Zeta Phi Beta
Founded January 16, 1920, Zeta Phi Beta Sorority, Inc. began as an idea conceived by five coeds at Howard University in Washington D.C. These five women dared to depart from the traditional coalitions for women and sought to establish a new organization predicated on the precepts of Scholarship, Service, Sisterly Love and Finer Womanhood. It was the ideal of the Founders that the Sorority would reach college women in ALL parts of the country. One of the Sorority's founders, Viola Tyler Goings, was oft quoted to say "[In the ideal collegiate situation] there is a Zeta in a girl regardless of race, creed, or color, who has high standards and principles, a good scholarly average and an active interest in all things that she undertakes to accomplish."

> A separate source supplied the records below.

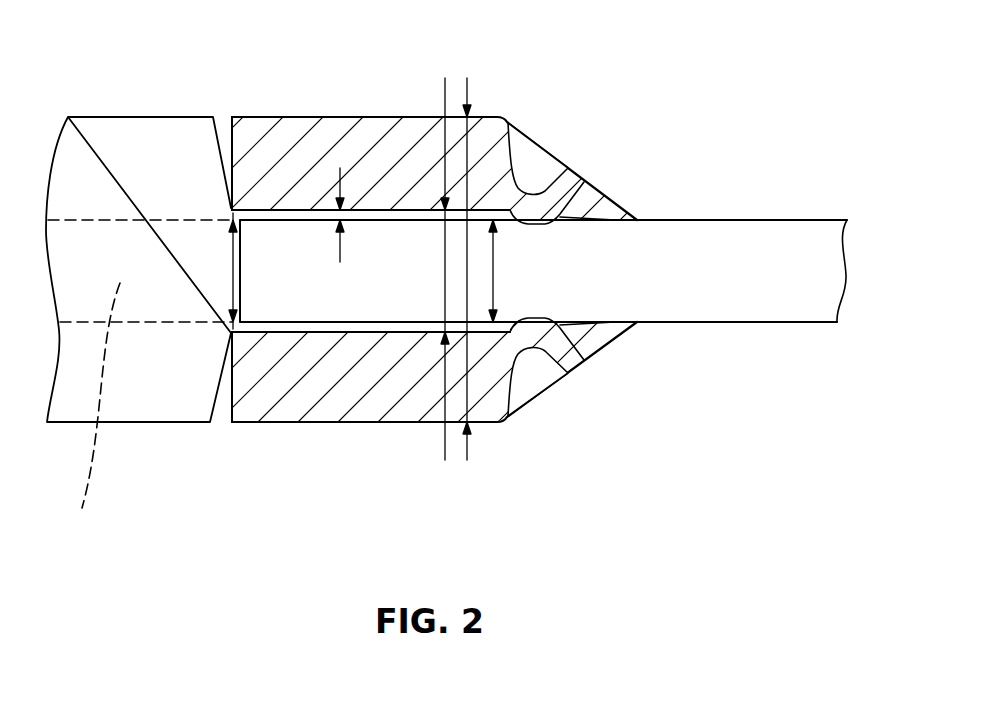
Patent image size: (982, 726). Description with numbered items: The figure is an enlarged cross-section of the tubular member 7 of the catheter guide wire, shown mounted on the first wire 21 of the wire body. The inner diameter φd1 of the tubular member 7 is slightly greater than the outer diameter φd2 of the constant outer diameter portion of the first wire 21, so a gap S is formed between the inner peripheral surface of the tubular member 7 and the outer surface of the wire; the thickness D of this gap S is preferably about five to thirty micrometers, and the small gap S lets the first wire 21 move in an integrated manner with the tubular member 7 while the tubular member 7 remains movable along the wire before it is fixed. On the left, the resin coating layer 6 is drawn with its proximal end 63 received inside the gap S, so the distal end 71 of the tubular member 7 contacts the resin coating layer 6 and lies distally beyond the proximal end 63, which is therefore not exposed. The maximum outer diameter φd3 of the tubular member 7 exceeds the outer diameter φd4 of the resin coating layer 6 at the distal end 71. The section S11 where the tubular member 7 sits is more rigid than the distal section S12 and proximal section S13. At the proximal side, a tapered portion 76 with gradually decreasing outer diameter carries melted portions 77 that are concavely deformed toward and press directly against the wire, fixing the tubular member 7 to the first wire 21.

The resin coating layer 6 is at (95, 150).
The proximal end of the resin coating layer 63 is at (241, 268).
The tubular member 7 is at (368, 118).
The distal end of the tubular member 71 is at (230, 147).
The melted portion 77 is at (535, 170).
The tapered portion 76 is at (595, 200).
The first wire 21 is at (685, 295).
The gap S is at (407, 214).
The section where the tubular member is provided S11 is at (345, 285).
The section on the distal side S12 is at (87, 412).
The section on the proximal side S13 is at (815, 297).
The thickness of the gap D is at (332, 213).
The inner diameter of the tubular member d1 is at (450, 268).
The outer diameter of the constant outer diameter portion d2 is at (514, 271).
The outer diameter of the tubular member d3 is at (450, 268).
The outer diameter of the resin coating layer d4 is at (241, 268).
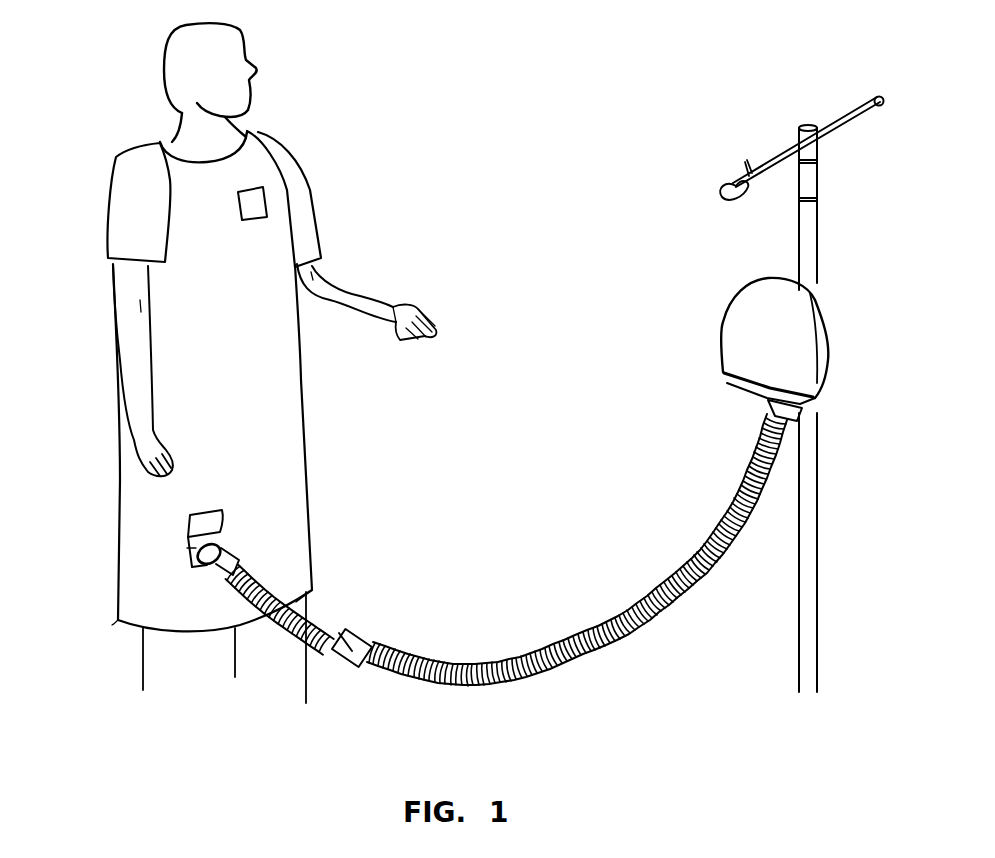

Zeta Phi Beta Sorority, Inc. is an organization of many firsts, including being the first Greek-letter organization to charter a chapter in Africa (1948); to form adult and youth auxiliary groups; and to be constitutionally bound to a fraternity, Phi Beta Sigma Fraternity, Incorporated. We will continue this trailblazing legacy at Texas Christian University.
The TCU Chapter of Zeta Phi Beta Sorority, Inc. takes a holistic approach to sorority membership. We desire to feed the mind, body, and spirit of the sorority members and the community we serve via work with the Tarrant County Food Bank, local schools and campus programming that includes etiquette classes, group study sessions, financial planning workshops, and inter-Greek partnerships with IFC, PHC, MGC, and NPHC.